Meski menghindar bisa terasa lega sesaat, avoidance coping membawa risiko yang tidak kalah serius. Saat masalah tidak dihadapi, stres yang seharusnya bisa terselesaikan justru menumpuk dan menimbulkan dampak jangka panjang bagi kesejahteraan fisik dan mental. Misalnya, kecemasan bisa meningkat, rasa bersalah muncul karena tugas tertunda, dan kepercayaan diri perlahan menurun karena merasa selalu gagal menghadapi situasi.
Selain itu, hubungan interpersonal juga bisa terganggu, karena menghindari konfrontasi membuat komunikasi menjadi kurang efektif. Tidak hanya itu, beberapa penelitian menunjukkan bahwa strategi menghindar berkorelasi dengan gangguan tidur dan menurunnya kualitas hidup secara keseluruhan.
Dengan kata lain, menghindar terus-menerus mungkin terasa aman untuk sementara, tapi sebenarnya memperpanjang siklus stres dan menahan kita dari pertumbuhan pribadi yang sehat.
Untungnya, avoidance coping bukan hal yang tidak bisa diubah. Berikut lima langkah praktis untuk beralih ke strategi coping yang lebih adaptif:
1. Kenali Pola Menghindar
Sadari kapan dan bagaimana kamu mulai menghindari stres, apakah melalui penundaan, distraksi, atau menarik diri. Kesadaran adalah langkah pertama untuk perubahan.

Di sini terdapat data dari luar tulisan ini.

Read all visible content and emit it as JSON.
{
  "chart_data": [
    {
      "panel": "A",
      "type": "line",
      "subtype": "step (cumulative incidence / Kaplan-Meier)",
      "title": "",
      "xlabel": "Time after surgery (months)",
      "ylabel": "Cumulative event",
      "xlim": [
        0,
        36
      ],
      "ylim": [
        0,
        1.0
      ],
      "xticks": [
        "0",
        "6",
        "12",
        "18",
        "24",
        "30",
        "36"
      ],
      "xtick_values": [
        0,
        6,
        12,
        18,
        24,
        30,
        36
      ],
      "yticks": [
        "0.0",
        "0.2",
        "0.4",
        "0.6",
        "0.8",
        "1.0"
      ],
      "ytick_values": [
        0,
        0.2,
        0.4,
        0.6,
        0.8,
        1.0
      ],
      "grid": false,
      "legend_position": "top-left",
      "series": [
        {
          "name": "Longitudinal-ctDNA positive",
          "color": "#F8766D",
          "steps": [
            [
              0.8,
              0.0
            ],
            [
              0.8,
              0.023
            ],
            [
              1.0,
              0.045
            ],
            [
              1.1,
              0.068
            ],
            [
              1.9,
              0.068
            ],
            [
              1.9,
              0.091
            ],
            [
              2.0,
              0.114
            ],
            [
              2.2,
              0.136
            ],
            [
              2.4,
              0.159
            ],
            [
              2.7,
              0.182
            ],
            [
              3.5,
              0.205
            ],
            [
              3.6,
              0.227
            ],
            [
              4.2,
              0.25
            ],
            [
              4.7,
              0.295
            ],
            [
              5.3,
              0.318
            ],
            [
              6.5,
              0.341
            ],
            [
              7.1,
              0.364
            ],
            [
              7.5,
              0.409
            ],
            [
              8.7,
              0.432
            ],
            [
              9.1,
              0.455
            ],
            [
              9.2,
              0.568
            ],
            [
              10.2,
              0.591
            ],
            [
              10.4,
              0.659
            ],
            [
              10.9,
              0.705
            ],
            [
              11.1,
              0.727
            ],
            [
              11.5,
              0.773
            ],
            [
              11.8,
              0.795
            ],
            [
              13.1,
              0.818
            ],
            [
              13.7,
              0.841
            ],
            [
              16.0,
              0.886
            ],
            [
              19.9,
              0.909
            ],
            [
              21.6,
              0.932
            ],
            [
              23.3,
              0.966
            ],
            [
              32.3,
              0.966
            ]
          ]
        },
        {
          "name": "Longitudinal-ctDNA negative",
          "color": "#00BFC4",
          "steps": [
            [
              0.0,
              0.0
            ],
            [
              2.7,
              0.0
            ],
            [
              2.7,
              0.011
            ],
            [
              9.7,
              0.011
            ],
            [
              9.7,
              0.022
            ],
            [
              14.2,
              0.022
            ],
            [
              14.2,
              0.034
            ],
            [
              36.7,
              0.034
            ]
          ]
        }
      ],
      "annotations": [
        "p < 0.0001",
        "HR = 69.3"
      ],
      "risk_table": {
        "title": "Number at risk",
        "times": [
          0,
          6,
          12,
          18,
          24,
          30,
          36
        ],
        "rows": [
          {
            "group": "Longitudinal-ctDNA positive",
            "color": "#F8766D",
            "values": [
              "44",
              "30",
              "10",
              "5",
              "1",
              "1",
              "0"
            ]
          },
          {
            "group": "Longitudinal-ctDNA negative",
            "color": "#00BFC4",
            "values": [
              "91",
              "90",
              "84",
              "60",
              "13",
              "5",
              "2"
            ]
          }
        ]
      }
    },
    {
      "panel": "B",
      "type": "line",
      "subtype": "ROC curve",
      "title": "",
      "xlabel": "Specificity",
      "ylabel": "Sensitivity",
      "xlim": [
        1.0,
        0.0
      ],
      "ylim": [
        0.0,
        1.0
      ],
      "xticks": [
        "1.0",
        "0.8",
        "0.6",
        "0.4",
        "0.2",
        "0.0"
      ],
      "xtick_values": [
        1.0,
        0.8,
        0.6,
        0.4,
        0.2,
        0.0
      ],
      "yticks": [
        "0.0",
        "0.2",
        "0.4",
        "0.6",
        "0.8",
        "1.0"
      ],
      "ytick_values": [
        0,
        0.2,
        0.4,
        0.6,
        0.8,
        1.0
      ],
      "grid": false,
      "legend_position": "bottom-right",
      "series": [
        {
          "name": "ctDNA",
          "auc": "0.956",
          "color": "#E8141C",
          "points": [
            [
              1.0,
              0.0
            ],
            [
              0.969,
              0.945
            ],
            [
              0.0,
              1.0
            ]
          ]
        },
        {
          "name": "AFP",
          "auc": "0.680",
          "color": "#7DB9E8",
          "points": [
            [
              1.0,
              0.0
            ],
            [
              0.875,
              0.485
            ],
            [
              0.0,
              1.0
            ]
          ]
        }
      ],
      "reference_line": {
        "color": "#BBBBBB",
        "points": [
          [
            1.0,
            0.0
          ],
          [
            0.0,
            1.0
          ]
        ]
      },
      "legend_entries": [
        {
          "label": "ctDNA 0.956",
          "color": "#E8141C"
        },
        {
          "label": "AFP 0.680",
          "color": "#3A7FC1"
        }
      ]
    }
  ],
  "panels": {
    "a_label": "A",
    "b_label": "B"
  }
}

2. Pecah Masalah Menjadi Langkah Kecil
Menghadapi seluruh masalah sekaligus terasa berat. Bagi menjadi tugas-tugas kecil yang lebih mudah dicapai sehingga rasa cemas berkurang.
3. Ganti dengan Coping Aktif
Alihkan strategi menghindar ke langkah konkret seperti menyelesaikan masalah, meditasi, journaling, atau olahraga ringan untuk menenangkan pikiran.
4. Tingkatkan Persepsi Kontrol
Ambil tindakan meski kecil, karena keterlibatan langsung dalam mengatasi stres meningkatkan rasa kontrol dan mengurangi kecemasan jangka panjang.
5. Cari Dukungan & Terima Ketidaknyamanan
Ceritakan perasaanmu kepada teman, keluarga, atau profesional. Mengizinkan diri untuk merasa cemas atau tidak nyaman adalah bagian dari pertumbuhan, bukan kelemahan.
Menghindar saat stres adalah hal yang wajar, namun penting untuk mengenali pola ini dan mulai mengambil langkah-langkah nyata. Dengan perlahan menghadapi masalah, kita bisa mengurangi tekanan emosional dan membangun rasa percaya diri yang lebih kuat. Jangan takut untuk meminta bantuan atau berbagi perasaan sebab terkadang dukungan dari orang lain adalah dorongan terbesar bagi kita untuk terus maju.